Tout avait si bien commencé.

Bâle SNCB samedi 26 juin 2001, 16h.30. Ma bicyclette et moi montons dans l'international venant de Coire. Ma monture trouve place dans le compartiment vélos et ma propre personne a sa place réservée deux ou trois compartiments plus loin. Ouf ! Je m'installe confortablement les doigts de pieds en éventail et goûte un repos bien mérité. Je lis quelques pages d'un bouquin, somnole un peu, contemple les Vosges qui défilent sur ma gauche, reconnaît le couvent Saint-Marc, accroché sur le versant, Ribeauvillé et ses châteaux, le Haut-Koenigsbourg. Je rêvasse, passe mon voyage en revue avec satisfaction et déjà un peu de nostalgie.
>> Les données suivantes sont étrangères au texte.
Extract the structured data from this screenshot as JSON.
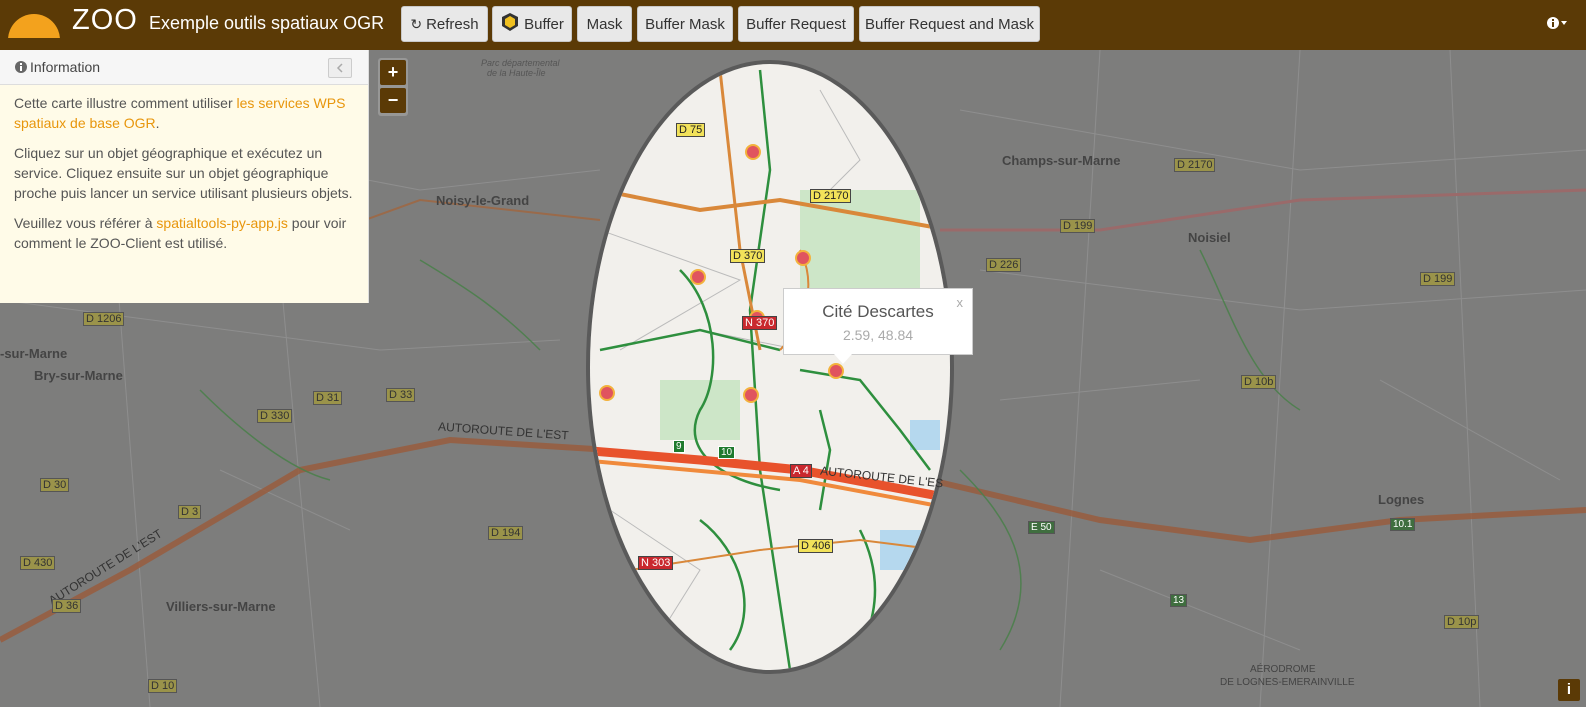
{
  "navbar": {
    "brand": "ZOO",
    "subtitle": "Exemple outils spatiaux OGR",
    "buttons": {
      "refresh": "Refresh",
      "buffer": "Buffer",
      "mask": "Mask",
      "buffer_mask": "Buffer Mask",
      "buffer_request": "Buffer Request",
      "buffer_request_mask": "Buffer Request and Mask"
    }
  },
  "panel": {
    "title": "Information",
    "p1_a": "Cette carte illustre comment utiliser ",
    "p1_link": "les services WPS spatiaux de base OGR",
    "p1_b": ".",
    "p2": "Cliquez sur un objet géographique et exécutez un service. Cliquez ensuite sur un objet géographique proche puis lancer un service utilisant plusieurs objets.",
    "p3_a": "Veuillez vous référer à ",
    "p3_link": "spatialtools-py-app.js",
    "p3_b": " pour voir comment le ZOO-Client est utilisé."
  },
  "zoom": {
    "in": "+",
    "out": "−"
  },
  "popup": {
    "title": "Cité Descartes",
    "coords": "2.59, 48.84",
    "close": "x"
  },
  "attribution": "i",
  "map": {
    "places": [
      "Noisy-le-Grand",
      "Champs-sur-Marne",
      "Noisiel",
      "Bry-sur-Marne",
      "Villiers-sur-Marne",
      "Lognes",
      "-sur-Marne",
      "AÉRODROME",
      "DE LOGNES-EMERAINVILLE",
      "Parc départemental",
      "de la Haute-Île"
    ],
    "road_labels": [
      "D 75",
      "D 2170",
      "D 370",
      "N 370",
      "A 4",
      "D 406",
      "N 303",
      "D 199",
      "D 226",
      "D 1206",
      "D 330",
      "D 31",
      "D 33",
      "D 30",
      "D 3",
      "D 194",
      "D 430",
      "D 36",
      "D 10",
      "D 10b",
      "D 10p",
      "D 199",
      "D 2170",
      "E 50",
      "9",
      "10",
      "10.1",
      "13"
    ],
    "highways": [
      "AUTOROUTE DE L'EST",
      "AUTOROUTE DE L'ES",
      "AUTOROUTE DE L'EST"
    ]
  },
  "colors": {
    "navbar": "#5b3a06",
    "accent": "#e8960c",
    "dim": "#7a7a7a"
  }
}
Voilà huit bons jours que, titillé par l'appel de la montagne, j’ai abandonné l'habit contraignant du fonctionnaire pour courir les routes. En trois jours, j’étais au pied du Bugey, à Ambérieu, une ville digne de figurer auprès de Vierzon et de Vesoul dans la chanson de Jacques Brel. J'étais au pied du Bugey, non sans avoir fait le détour par les monts de la région de Cluny à seule fin de ressourcer mon « Gilles Berthoud » par delà la Saône, à Pont-de-Vaux, route de Montrevel. Le Bugey ? Une formalité quoique j’aie été contraint de pousser mon vélo du côté du col des Mille Martyrs, là où un torrent gonflé par une brusque pluie d’orage avait emporté le pont. Ce n'était plus maintenant qu'un misérable filet d'eau. En Chartreuse, le col du Coq, même sur ce versant, c'est déjà un morceau plus consistant, mais je ne le vis pas passer car j'avais trouvé le moyen, à Saint-Hugues de me lester l'estomac, en guise de dopage, d'un énorme quartier de tarte aux myrtilles et d'un généreux café.
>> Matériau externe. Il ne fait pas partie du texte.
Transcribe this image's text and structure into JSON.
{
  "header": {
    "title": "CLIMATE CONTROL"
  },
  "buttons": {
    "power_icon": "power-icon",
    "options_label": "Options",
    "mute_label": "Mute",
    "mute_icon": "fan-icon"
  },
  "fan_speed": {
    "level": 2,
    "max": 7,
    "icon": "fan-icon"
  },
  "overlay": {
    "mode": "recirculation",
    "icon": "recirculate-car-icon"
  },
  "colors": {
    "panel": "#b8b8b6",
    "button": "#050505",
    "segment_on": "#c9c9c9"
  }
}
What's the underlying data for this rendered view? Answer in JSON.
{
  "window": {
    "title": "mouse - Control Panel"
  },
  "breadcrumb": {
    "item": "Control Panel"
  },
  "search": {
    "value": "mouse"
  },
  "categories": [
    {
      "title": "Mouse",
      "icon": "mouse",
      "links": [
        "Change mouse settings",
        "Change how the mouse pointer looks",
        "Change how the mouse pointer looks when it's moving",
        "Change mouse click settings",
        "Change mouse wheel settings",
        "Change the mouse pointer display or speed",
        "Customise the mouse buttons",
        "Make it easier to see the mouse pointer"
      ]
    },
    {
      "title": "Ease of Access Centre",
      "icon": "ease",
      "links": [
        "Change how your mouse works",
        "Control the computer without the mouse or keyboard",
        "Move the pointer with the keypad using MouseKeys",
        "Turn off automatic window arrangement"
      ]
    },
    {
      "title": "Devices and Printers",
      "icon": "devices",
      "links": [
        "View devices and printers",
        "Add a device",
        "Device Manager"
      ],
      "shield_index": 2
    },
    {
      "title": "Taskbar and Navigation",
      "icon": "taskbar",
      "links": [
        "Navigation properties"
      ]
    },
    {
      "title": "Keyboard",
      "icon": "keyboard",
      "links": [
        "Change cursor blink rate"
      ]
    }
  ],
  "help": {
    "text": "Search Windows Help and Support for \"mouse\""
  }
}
Il pleuvait au matin, il pleuvait sur la région de Grenoble, et je me frayais un passage au forceps parmi les monstres motorisés, aussi j'accueillis la route d'Uriage avec soulagement. Je montais et ahuri, je considérais une file ininterrompue de bagnoles qui descendaient sur la vallée pare-chocs contre pare-chocs. Après la ville à la campagne, la ville à la montagne. Et, ils disent que l'auto, c’est la liberté ! Je respirai un grand bol d'air pur devant le reposant petit lac du Luitel serti dans les sapinières avant de me lancer dans la scabreuse descente vers Séchilienne, fesses et freins serrés. A mi-pente, un petit silex pointu me mit à plat à l’arrière. Je me brûlai les mains sur la jante chauffée à blanc. Gros juron, mais il n'y avait pas foule pour l'entendre.
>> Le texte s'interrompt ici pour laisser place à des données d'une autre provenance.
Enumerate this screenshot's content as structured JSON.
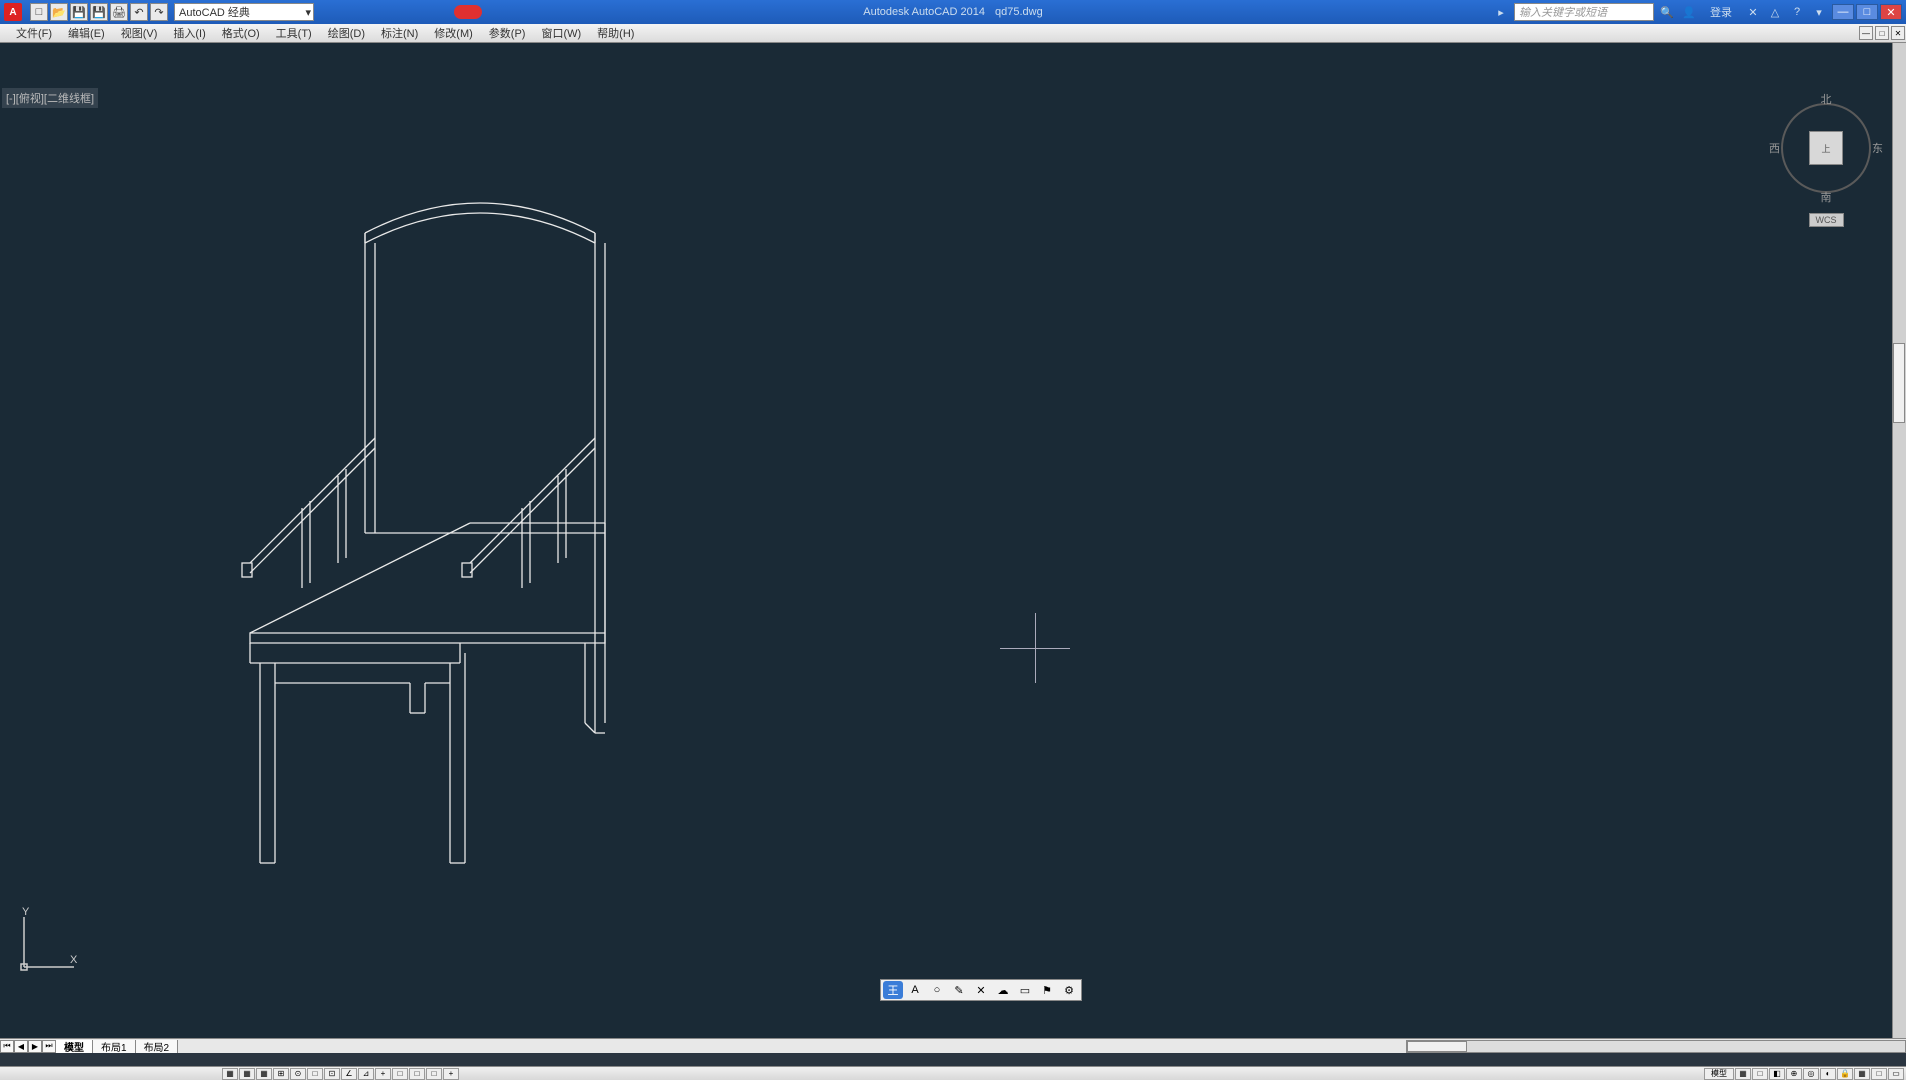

Je me souviens de ma déception au départ de Briançon : le col de l'Échelle que je souhaitais vaincre en prélude à la concentration des Cent Cols du 15 août, était fermé. Ce fut Montgenèvre, donc et suivi après Susa, un petit air d'Italie, du classique Mont-Cenis. A Bessans, il tombait des cordes. Il y avait quatre cyclistes à l'hôtel ; un allemand, un anglais, un belge. Le quatrième, un sexagénaire de la région de Lille, arriva sur le tard trempé comme une soupe, claquetant des dents ; il montait une fine machine et portait un sac au dos ne contenant que le nécessaire et le suffisant.
Il faisait Thonon-Antibes, une digne façon de franchir le cap de la soixantaine, et il me relata, un peu égaré, son passage homérique, apocalyptique de l'Iseran : le froid, la neige, des champs de glace. Bref, du Paul-Emile Victor. Panique à bord. Il pleuvait toujours, je saute sur l’hôtelier et le somme de donner son avis sur l'évolution des conditions atmosphériques ; guère rassurant le drôle : l'Iseran, c’est spécial, conclut-il. Au lit, mon gaillard. J'enfouis la tête sous les couvertures, nuit agitée, nuit de gamberges et de cauchemars... Au matin, c'était le grand beau temps ! De l'hôtel de Bessans à la courtoise conversation du sommet avec deux motards allemands, abrités tous trois du vent glacial par le mur de la petite chapelle, il y a une ascension de rêve, un émerveillement, une gloire pour les 2780 mètres de l’Iseran.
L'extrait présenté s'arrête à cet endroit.